Policy Considerations for Faculty Governance


Dear colleagues,

As our campus makes major changes to adapt to the public health threat of coronavirus, we are inspired by the way our members are coming together to support each other and our students. We want to keep you included in the discussions about issues that affect faculty, staff, and students.

First and foremost, we are concerned about your health and that of your loved ones. Our hearts go out to the many members of the UMass community who have already been affected by COVID-19. We recognize the great stress that our colleagues and students from China, Iran, Italy, South Korea and other affected countries have been facing in recent weeks. Many in our community are worried about their loved ones and uncertain as to when they will be able to return home.  Please know that we are thinking of you and we will support you in any way we can.

The Chancellor has suspended in-person classes through April 3 at least.  We do not believe that the situation will be significantly better by April 3, and so we recommend that faculty prepare now to teach remotely for the remainder of this semester.

MSP is distinguishing between “remote” teaching and learning, on the one hand, and “online education” on the other.  Current circumstances require that we move our teaching to remote systems now.  We cannot expect faculty to make the shift to online education in a week or two; teaching online well requires substantial time and support to develop, skills, create pedagogically sound activities and assessments, and build the course,  What we are doing now, in response to a public health crisis, is shifting to a “remote” model so that our students can finish the semester.  MSP is committed to ensuring that any changes happening now are considered temporary responses to a crisis situation, not “the new normal.”

Some of you have extensive experience with teaching online, while others have none.  Some courses are effective in online formats, while others — art studios, lab courses, clinical teaching — are difficult if not impossible.  Given the tight timeframe, we should keep our expectations realistic.  To teach remotely, you need to be able to do three basic things:

— a way to contact your students
— a way to exchange files with your students
— a way to assess your students’ work

We can assure you that all of the protections of the MSP contract remain in effect.  The MSP contract protects our intellectual property whether we post materials online or teach in person, and we have specific language in the contract to protect remote teaching.

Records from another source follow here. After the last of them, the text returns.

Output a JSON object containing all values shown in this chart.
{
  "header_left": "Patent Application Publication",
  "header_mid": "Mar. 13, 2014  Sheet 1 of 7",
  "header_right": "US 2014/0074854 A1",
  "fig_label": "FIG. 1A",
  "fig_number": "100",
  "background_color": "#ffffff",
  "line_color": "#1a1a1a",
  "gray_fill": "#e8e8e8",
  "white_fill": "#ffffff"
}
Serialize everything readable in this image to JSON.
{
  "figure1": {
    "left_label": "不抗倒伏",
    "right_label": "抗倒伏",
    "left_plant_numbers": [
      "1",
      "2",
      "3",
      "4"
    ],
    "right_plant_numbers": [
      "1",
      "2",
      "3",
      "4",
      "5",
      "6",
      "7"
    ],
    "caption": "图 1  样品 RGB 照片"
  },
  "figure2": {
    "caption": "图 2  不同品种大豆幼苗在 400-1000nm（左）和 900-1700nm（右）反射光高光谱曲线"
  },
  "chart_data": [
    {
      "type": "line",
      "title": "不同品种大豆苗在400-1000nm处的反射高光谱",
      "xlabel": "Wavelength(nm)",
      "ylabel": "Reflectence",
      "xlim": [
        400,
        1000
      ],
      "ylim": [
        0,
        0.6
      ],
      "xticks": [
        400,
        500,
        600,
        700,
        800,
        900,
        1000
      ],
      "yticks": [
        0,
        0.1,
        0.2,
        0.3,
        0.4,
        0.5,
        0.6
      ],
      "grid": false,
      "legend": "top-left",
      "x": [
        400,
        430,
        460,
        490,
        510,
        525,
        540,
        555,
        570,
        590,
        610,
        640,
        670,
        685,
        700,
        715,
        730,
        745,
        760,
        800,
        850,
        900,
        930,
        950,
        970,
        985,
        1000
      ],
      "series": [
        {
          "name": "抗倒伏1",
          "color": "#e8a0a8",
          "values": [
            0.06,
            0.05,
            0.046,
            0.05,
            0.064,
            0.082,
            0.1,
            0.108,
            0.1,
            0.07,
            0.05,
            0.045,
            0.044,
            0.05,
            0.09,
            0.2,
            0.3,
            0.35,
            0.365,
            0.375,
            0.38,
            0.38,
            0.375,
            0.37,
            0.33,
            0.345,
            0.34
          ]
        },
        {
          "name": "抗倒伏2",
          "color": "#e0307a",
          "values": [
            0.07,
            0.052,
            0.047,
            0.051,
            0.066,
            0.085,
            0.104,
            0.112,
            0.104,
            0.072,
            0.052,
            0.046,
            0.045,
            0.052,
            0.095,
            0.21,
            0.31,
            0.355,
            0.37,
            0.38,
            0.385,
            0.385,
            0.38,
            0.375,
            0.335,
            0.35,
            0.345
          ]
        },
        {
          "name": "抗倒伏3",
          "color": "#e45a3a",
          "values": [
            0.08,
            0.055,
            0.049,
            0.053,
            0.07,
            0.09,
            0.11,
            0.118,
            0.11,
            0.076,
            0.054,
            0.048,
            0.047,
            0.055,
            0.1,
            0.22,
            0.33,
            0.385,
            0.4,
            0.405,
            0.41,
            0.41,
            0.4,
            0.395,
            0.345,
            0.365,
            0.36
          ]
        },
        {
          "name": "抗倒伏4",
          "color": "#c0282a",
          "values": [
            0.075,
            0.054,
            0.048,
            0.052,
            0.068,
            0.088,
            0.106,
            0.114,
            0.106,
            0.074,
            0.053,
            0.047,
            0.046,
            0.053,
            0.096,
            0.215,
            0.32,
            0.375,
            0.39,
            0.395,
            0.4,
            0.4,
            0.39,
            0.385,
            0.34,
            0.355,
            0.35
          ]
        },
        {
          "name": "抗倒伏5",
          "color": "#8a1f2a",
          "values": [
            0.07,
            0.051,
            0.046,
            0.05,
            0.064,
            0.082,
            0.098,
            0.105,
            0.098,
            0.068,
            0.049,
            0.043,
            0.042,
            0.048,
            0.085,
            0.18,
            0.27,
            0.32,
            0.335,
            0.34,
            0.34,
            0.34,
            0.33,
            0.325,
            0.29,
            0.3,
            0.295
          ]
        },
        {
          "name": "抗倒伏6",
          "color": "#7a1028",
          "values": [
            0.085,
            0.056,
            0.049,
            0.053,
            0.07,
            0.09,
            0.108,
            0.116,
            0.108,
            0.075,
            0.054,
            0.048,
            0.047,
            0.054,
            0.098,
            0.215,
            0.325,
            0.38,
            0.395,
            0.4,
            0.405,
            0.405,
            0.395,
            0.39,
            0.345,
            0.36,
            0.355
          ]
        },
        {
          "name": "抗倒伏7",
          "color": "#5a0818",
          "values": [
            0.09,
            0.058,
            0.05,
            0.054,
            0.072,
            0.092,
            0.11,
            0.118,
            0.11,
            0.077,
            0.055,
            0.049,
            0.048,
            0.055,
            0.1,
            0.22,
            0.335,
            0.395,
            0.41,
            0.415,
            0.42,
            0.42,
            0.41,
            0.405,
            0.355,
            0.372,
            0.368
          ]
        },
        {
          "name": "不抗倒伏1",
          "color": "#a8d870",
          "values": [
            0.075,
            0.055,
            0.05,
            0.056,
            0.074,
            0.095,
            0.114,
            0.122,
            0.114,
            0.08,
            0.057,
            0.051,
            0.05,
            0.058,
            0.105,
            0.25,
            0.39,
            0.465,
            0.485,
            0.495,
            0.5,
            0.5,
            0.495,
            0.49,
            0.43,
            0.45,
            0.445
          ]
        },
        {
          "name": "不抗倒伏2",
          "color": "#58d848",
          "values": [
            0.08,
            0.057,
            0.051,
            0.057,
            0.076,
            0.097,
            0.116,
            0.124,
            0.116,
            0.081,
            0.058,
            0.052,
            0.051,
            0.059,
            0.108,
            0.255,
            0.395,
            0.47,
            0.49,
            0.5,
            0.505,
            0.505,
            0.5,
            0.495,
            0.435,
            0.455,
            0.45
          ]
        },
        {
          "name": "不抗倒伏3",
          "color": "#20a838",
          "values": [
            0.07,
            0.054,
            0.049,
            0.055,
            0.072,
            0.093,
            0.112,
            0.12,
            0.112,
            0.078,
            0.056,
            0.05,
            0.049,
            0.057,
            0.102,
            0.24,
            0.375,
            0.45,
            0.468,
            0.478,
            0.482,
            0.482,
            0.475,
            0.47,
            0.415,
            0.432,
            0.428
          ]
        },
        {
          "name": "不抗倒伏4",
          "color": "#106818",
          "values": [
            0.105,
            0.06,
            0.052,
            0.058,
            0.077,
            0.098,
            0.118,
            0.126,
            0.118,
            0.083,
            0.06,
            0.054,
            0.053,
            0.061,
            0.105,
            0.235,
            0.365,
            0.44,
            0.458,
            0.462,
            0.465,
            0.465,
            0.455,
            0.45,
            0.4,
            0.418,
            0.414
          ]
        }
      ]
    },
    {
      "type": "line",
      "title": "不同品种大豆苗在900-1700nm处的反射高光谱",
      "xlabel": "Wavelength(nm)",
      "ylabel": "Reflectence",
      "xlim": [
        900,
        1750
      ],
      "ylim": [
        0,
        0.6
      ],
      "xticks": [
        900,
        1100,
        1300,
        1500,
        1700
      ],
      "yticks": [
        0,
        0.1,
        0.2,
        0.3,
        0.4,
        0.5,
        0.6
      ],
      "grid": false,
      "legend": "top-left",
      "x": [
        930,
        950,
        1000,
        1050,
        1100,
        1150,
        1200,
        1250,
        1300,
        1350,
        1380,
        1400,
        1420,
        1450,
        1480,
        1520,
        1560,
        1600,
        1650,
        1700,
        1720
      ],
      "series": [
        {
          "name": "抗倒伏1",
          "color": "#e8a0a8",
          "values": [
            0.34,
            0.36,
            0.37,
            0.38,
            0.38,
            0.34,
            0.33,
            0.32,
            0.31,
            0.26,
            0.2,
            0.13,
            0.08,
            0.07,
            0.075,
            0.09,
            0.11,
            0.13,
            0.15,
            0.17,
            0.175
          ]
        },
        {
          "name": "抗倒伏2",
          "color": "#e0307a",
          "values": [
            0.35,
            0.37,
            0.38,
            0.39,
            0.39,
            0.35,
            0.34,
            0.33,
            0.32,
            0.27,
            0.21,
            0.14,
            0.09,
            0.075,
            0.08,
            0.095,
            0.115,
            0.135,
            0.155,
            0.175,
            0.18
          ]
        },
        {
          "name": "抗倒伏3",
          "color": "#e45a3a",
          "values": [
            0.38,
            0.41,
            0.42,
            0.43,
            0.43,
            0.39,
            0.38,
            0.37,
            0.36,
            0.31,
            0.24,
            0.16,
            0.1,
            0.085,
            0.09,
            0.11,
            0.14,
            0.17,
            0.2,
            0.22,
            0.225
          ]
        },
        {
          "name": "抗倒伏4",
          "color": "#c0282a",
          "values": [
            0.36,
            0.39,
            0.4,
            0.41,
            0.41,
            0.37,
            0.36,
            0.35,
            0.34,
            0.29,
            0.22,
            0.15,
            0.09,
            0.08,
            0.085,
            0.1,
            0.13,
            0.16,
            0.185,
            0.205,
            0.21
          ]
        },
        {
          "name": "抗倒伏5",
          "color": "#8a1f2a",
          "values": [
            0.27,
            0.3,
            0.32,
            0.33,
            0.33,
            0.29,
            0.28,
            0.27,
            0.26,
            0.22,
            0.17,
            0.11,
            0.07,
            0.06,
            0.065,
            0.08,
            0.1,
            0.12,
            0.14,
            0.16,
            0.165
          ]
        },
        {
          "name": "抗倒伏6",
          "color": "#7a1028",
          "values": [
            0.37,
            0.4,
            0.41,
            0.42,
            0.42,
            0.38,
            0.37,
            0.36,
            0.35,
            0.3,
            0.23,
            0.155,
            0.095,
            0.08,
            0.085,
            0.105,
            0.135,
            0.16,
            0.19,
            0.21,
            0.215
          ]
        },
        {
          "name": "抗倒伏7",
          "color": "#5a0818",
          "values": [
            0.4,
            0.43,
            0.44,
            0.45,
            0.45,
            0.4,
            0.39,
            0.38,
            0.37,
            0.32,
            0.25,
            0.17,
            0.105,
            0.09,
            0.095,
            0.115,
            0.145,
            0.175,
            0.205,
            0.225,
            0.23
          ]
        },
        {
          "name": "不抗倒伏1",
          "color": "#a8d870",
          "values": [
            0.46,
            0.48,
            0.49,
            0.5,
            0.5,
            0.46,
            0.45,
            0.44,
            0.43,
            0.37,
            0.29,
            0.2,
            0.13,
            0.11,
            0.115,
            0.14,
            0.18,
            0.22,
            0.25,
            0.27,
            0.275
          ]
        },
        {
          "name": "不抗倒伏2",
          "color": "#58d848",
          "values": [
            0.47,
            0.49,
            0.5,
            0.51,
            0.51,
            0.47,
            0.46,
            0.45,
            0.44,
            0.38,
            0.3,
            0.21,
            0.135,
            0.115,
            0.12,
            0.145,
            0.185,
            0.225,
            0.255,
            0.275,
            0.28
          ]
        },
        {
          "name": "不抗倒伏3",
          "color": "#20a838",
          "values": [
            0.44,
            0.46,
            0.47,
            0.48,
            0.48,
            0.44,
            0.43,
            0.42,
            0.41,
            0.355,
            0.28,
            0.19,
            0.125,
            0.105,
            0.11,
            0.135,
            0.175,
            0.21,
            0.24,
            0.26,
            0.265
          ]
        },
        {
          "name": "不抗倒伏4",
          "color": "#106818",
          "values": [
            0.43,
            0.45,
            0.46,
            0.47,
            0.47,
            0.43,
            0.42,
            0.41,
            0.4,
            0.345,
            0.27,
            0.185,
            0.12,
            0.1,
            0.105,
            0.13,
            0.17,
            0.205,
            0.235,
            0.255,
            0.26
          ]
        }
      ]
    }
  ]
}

MSP members have many questions for the administration about support for remote education, and about the labor that will be required as we adapt to new systems this spring.  We are making the following recommendations:

  • Spring break should be extended for an additional week, to continue through March 27, to give faculty, librarians, and IT staff a chance to prepare for remote learning.
  • The administration must provide easily accessible resources to assist faculty with the transition to remote teaching.  This includes help with Moodle, Blackboard, Zoom, and other technologies; hardware support, including laptops and microphones; examples of how to teach different types of classes effectively, and how to adapt assessments such as exams.
  • FMLA (Family and Medical Leave Act), Sick Leave Bank, and other sick-leave provisions of the MSP contract will remain available to faculty who are sick or are caring for children or household members.  As more K-12 schools close, many faculty and staff will be responsible for caring for children and/or sick household members, and will need workloads adjusted accordingly.
  • Faculty and librarians should get credit for our additional efforts this semester, as we do the work to create remote teaching and learning systems, including covering other colleagues’ work if necessary.
  • Faculty and librarian evaluations must acknowledge the unusual circumstances this year.  No one can be penalized for canceled conferences, work that is suspended for public health reasons, or teaching evaluations that may be adversely affected.  Faculty and librarians should be assured that these disruptions will not affect their evaluations, tenure, or promotion decisions now or in the future.
  • We are in solidarity with staff (professional staff, classified staff, maintenance and food service staff), graduate and undergraduate employees, and other workers on campus.  As many staff as possible should have the option to work from home.  Vulnerable populations should be especially protected, and no staff should be penalized for working from home.
  • Faculty and librarians should be encouraged to pursue professional development in any way that works for them.  Travel that must be canceled will be fully reimbursed, and professional development funds can be spent on webinars or other opportunities that do not involve travel.

We have heard from numerous faculty and librarians, and we share their concerns:

  • Will UMass IT systems be equipped to handle the traffic as thousands of students and faculty use online systems?
  • Will IT staff and other campus resources have the capacity to answer our questions, provide resources, and handle support needs?
  • How will we support students, faculty, and staff whose computer and internet access is insufficient?
  • How will we take care of students who cannot go home or do not have access to adequate food and housing?  If public schools close, how can UMass support families in the community?

We met with the other staff unions and administrators this afternoon, and we hope to get answers to our many questions soon.  As always, we work in solidarity to advocate for our students, faculty, staff, and community.  Our world faces many challenges, but we are in this together, and together we are strong.